Bewertung der Klassifikationsleistung von Oberflächeninspektionssystemen

Industrielle Bildverarbeitung: Bewertung der Klassifikationsleistung von Oberflächeninspektionssystemen

Für die Kontrolle der Bandoberflächen stehen in der Flachstahlproduktion Oberflächeninspektionssysteme (OIS) zur Verfügung. Zur Bewertung und Spezifikation dieser Systeme ist es wichtig, die Leistungsfähigkeit eines OIS mit angemessenem Aufwand reproduzierbar quantifizieren zu können. Mit dem im April 2023 veröffentlichten Richtlinienentwurf VDI/VDE/VDMA 2632 Blatt 4.2 ist dies nun möglich. Das Verfahren kann auf viele Klassifikationsaufgaben übertragen werden, bei denen die Bestimmung einer „Ground Truth“ nicht möglich ist. Mit Blick auf die Datennutzung im Kontext von Industrie 4.0 bietet die Richtlinie wertvolle Hilfestellungen, da eine zunehmende Bedeutung valider Daten zu erwarten ist.

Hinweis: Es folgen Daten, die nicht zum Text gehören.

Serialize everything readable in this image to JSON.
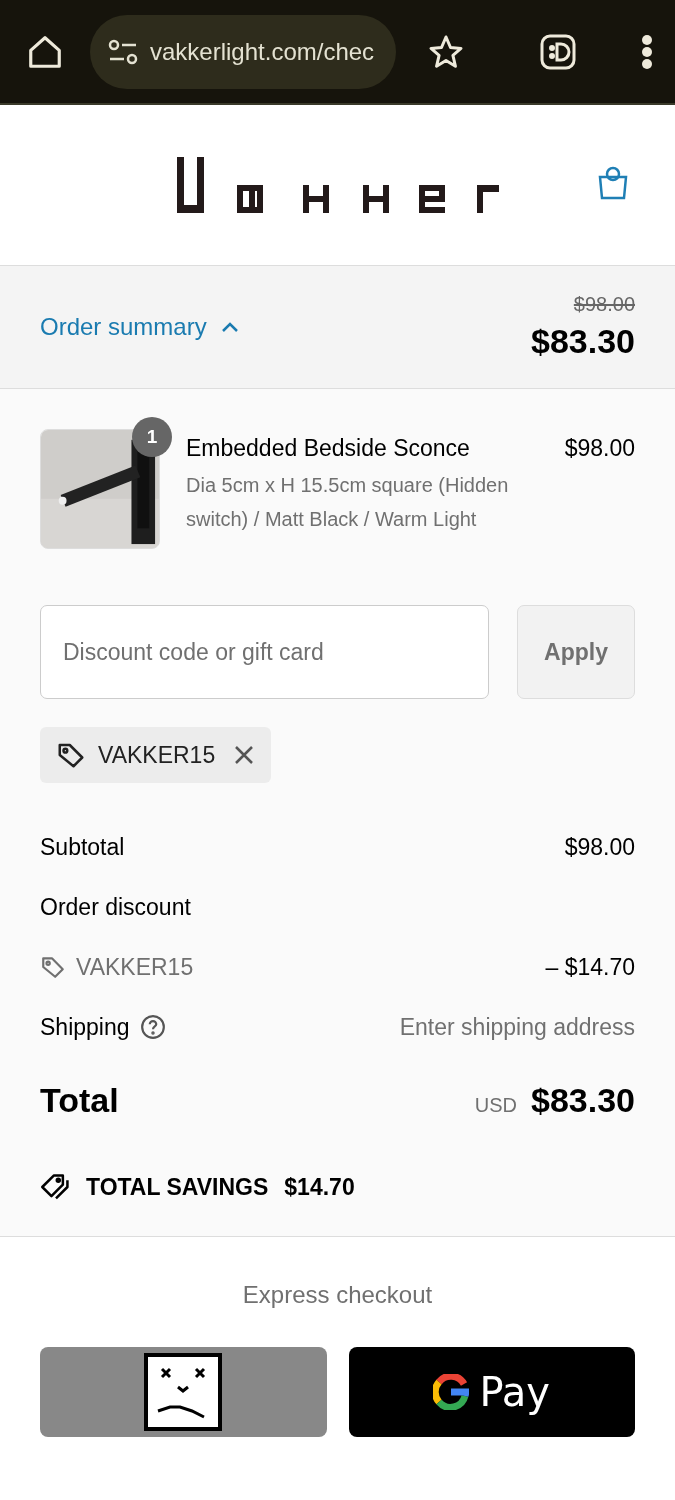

„Bei der Oberflächeninspektion von Flachstahl geht es darum, Fehler von oft nur wenigen Quadratmillimetern Größe zu erkennen und einer korrekten Fehlerklasse zuzuordnen. Bei Weißblech reden wir beispielsweise von etwa 15 Kilometer langen und 1 Meter breiten Stahlbändern, die bei einer Bandgeschwindigkeit von bis zu 54 km/h inspiziert werden. Dabei können durchaus 200.000 Ereignisse auf einem Band sein ,“ sagt Dr.-Ing. Jens Brandenburger, Vorsitzender der VDI-Arbeitsgruppe „Oberflächeninspektionssysteme“. Er ergänzt: „Das ist etwa so, als würde man auf einer zügigen Fahrt von Düsseldorf nach Duisburg die Steinchen auf der Straße auf einer Fahrradwegbreite erkennen und klassifizieren wollen.“ Da ein solches Inspektionsergebnis nicht mit angemessenem Aufwand zu verifizieren ist, fehlt die sog. „Ground Truth“, die Grundwahrheit, wie viele und welche Fehler tatsächlich auf dem Band sind.

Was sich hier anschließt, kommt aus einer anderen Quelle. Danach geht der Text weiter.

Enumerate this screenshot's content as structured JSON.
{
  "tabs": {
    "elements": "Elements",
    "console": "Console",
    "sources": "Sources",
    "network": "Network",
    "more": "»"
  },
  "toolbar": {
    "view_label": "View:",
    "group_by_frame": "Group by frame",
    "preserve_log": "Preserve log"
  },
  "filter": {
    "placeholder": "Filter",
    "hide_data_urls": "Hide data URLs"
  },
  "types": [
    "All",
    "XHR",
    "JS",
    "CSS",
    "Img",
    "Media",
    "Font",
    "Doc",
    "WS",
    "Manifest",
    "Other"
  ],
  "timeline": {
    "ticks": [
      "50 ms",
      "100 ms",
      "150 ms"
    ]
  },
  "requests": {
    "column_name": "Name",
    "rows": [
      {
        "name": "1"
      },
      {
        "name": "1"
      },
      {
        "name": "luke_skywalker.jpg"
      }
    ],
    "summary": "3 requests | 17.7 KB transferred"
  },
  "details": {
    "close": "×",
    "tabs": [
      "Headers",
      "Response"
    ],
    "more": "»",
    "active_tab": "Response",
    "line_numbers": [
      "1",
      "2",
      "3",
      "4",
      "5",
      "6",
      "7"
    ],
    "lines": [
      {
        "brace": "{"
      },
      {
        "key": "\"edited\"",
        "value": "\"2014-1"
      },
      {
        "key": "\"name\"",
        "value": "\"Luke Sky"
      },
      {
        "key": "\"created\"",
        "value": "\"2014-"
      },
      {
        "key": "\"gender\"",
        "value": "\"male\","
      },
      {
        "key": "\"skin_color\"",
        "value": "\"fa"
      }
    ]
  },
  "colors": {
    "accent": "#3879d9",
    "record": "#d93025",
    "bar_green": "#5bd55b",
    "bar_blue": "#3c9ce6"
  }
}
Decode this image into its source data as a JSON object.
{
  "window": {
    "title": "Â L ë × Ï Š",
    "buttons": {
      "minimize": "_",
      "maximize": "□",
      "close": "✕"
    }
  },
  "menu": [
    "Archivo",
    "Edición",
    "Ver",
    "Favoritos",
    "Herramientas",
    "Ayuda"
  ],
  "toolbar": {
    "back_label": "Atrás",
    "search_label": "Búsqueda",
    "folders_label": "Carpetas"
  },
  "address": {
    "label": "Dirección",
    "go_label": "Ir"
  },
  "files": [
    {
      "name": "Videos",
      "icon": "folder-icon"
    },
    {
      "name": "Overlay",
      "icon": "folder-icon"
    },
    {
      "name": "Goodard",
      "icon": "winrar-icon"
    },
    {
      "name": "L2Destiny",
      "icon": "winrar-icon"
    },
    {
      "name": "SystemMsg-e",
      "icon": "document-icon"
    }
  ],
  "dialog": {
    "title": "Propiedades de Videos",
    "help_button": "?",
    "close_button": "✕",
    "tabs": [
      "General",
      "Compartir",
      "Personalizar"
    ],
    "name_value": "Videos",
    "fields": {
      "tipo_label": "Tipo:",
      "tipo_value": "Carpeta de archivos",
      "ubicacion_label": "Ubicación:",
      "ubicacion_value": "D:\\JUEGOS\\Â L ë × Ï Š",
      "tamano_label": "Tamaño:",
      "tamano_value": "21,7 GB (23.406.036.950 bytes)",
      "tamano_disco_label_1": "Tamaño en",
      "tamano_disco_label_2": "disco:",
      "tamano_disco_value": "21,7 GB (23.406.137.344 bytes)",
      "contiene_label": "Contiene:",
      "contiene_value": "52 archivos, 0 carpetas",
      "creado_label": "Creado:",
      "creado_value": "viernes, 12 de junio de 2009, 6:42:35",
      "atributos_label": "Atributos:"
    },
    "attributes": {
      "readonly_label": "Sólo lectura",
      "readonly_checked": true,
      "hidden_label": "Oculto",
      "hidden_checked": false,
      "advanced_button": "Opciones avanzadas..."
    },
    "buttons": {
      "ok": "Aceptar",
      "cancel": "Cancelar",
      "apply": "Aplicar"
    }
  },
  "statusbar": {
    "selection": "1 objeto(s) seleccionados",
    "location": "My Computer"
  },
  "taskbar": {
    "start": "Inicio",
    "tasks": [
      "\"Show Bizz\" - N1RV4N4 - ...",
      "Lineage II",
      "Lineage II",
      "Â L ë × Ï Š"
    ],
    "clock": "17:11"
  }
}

Es ist höchstens für Teilabschnitte einzelner Bänder möglich, die Ergebnisse des OIS mit denen des Inspektionspersonals zu vergleichen. Doch welche Schlussfolgerungen lassen sich aus solchen Stichproben ziehen? Ein Beispiel: Eine Person schaut sich 1.000 Einzelbilder an, die einem bestimmten Fehlertyp wie z. B. „Kratzer“ zugeordnet wurden. Wenn diese Person dann feststellt, dass drei Kratzer in Wirklichkeit ein Riss sind, was sagt das über die Leistungsfähigkeit des Klassifikators aus? In der nächsten Sammlung mit 1.000 Bildern könnten fünf falsch klassifizierte Bilder sein oder auch zwei.

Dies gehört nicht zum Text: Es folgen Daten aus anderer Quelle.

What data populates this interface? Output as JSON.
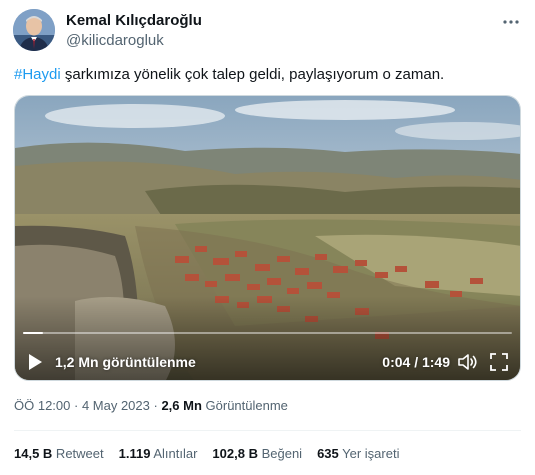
{
  "author": {
    "display_name": "Kemal Kılıçdaroğlu",
    "handle": "@kilicdarogluk",
    "avatar_icon": "profile-avatar"
  },
  "tweet": {
    "hashtag": "#Haydi",
    "text": " şarkımıza yönelik çok talep geldi, paylaşıyorum o zaman."
  },
  "video": {
    "views_label": "1,2 Mn görüntülenme",
    "time_label": "0:04 / 1:49",
    "progress_fraction": 0.04,
    "icons": [
      "play-icon",
      "volume-icon",
      "fullscreen-icon"
    ]
  },
  "meta": {
    "time": "ÖÖ 12:00",
    "separator": " · ",
    "date": "4 May 2023",
    "separator2": " · ",
    "views_count": "2,6 Mn",
    "views_label": " Görüntülenme"
  },
  "stats": {
    "retweets_count": "14,5 B",
    "retweets_label": " Retweet",
    "quotes_count": "1.119",
    "quotes_label": " Alıntılar",
    "likes_count": "102,8 B",
    "likes_label": " Beğeni",
    "bookmarks_count": "635",
    "bookmarks_label": " Yer işareti"
  },
  "colors": {
    "accent": "#1d9bf0",
    "text": "#0f1419",
    "secondary": "#536471"
  }
}
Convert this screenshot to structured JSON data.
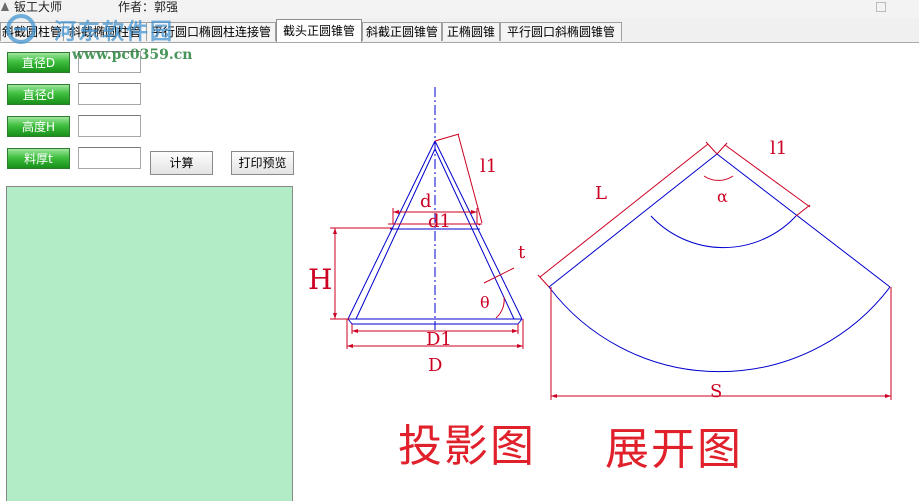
{
  "window": {
    "title": "钣工大师",
    "author": "作者：郭强"
  },
  "tabs": [
    "斜截圆柱管",
    "斜截椭圆柱管",
    "平行圆口椭圆柱连接管",
    "截头正圆锥管",
    "斜截正圆锥管",
    "正椭圆锥",
    "平行圆口斜椭圆锥管"
  ],
  "active_tab": "截头正圆锥管",
  "watermark": {
    "text": "河东软件园",
    "url": "www.pc0359.cn"
  },
  "params": [
    {
      "label": "直径D",
      "value": ""
    },
    {
      "label": "直径d",
      "value": ""
    },
    {
      "label": "高度H",
      "value": ""
    },
    {
      "label": "料厚t",
      "value": ""
    }
  ],
  "buttons": {
    "calc": "计算",
    "print_preview": "打印预览"
  },
  "diagram": {
    "labels": {
      "l1": "l1",
      "d": "d",
      "d1": "d1",
      "t": "t",
      "H": "H",
      "theta": "θ",
      "D1": "D1",
      "D": "D",
      "L": "L",
      "alpha": "α",
      "l1_dev": "l1",
      "S": "S"
    },
    "captions": {
      "projection": "投影图",
      "development": "展开图"
    },
    "colors": {
      "outline": "#0000cc",
      "dimension": "#cc0022",
      "axis": "#0000cc"
    }
  }
}
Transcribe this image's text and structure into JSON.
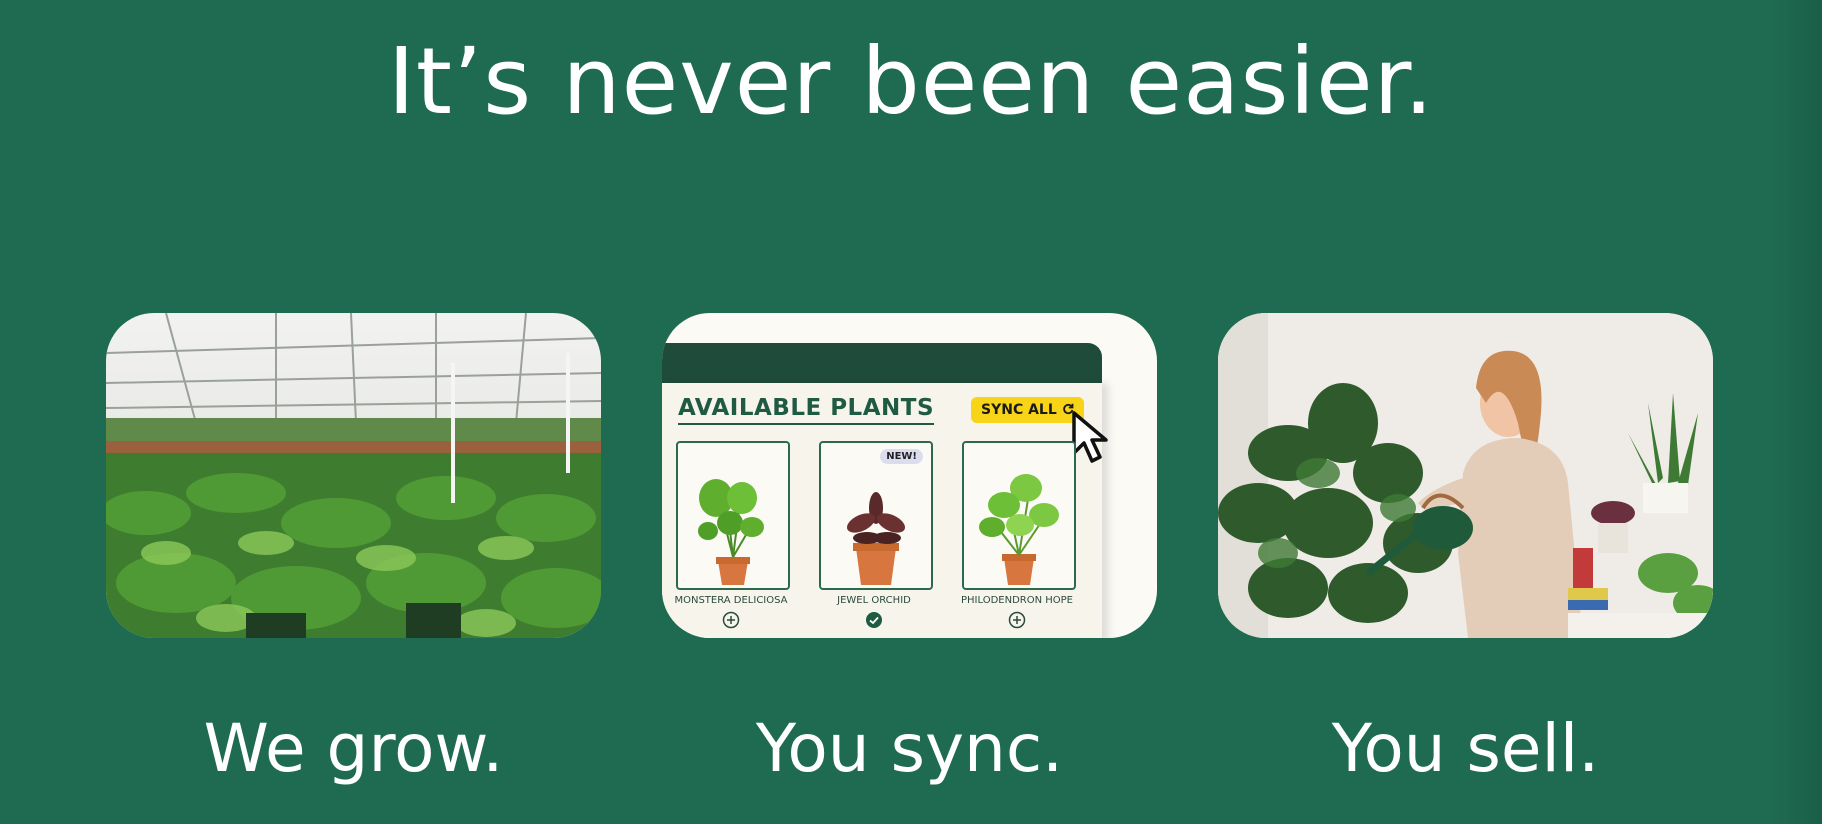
{
  "headline": "It’s never been easier.",
  "steps": [
    {
      "caption": "We grow.",
      "image": "greenhouse-plants-photo"
    },
    {
      "caption": "You sync.",
      "image": "app-mockup"
    },
    {
      "caption": "You sell.",
      "image": "woman-watering-plants-photo"
    }
  ],
  "mockup": {
    "title": "AVAILABLE PLANTS",
    "sync_label": "SYNC ALL",
    "plants": [
      {
        "name": "MONSTERA DELICIOSA",
        "action_icon": "plus-circle-icon"
      },
      {
        "name": "JEWEL ORCHID",
        "badge": "NEW!",
        "action_icon": "check-circle-icon"
      },
      {
        "name": "PHILODENDRON HOPE",
        "action_icon": "plus-circle-icon"
      }
    ]
  },
  "colors": {
    "background": "#1e6b51",
    "text": "#ffffff",
    "accent_yellow": "#f7d417",
    "dark_green": "#1f4b3a"
  }
}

Herausforderungen bei der OIS-Bewertung

Dieses Beispiel zeigt einige Herausforderungen bei der Bewertung der OIS-Klassifikationsleistung in der Flachstahlproduktion. Die folgenden Punkte fassen Rahmenbedingungen in der Flachstahlproduktion zusammen, die eine Bewertung des Klassifikationsergebnisses nach gängigen Methoden, wie sie in VDI/VDE/VDMA 2632 Blatt 3.1 vorgestellt werden, unmöglich machen:

  • Es existiert eine sehr große Anzahl zu klassifizierender Ereignisse. Praktisch ist es daher unmöglich, jedem Ereignis eine „wahre“ Klasse zuzuordnen.
  • Es fehlen trennende Merkmale für eine eindeutige Klassenzuweisung.
  • Es gibt einen hohen Anteil von nicht qualitätsrelevanten Ereignissen.
  • Die Bewertung des Produkts als „gut“ kann zulässig sein, auch wenn detektierte Einzelereignisse als Fehler klassifiziert wurden.
  • Produkte und/oder Produktbereiche können abhängig von den Klassifikationsergebnissen in verschiedene Qualitätsklassen eingeteilt oder für unterschiedliche Einsatzzwecke freigegeben werden. Es gibt nicht nur binäre gut/schlecht-Entscheidungen.
  • Eine Zurückstellung von Proben für spätere Vergleichsmessungen ist nicht möglich.
© stock.adoeb.com/Stuart Miles
© stock.adoeb.com/Stuart Miles
VDI/VDE/VDMA 2632 Blatt 4.2

Der im April 2023 veröffentlichte Richtlinienentwurf VDI/VDE/VDMA 2632 Blatt 4.2 stellt ein Verfahren für die Leistungsbewertung von Inspektionssystemen vor, dass unter den Rahmenbedingungen der Flachstahlproduktion praktikabel ist. Der Entwurf wurde in einer zweisprachigen (deutsch/englisch) Ausgabe veröffentlicht und kann bis zum 30.06.2023 kommentiert werden.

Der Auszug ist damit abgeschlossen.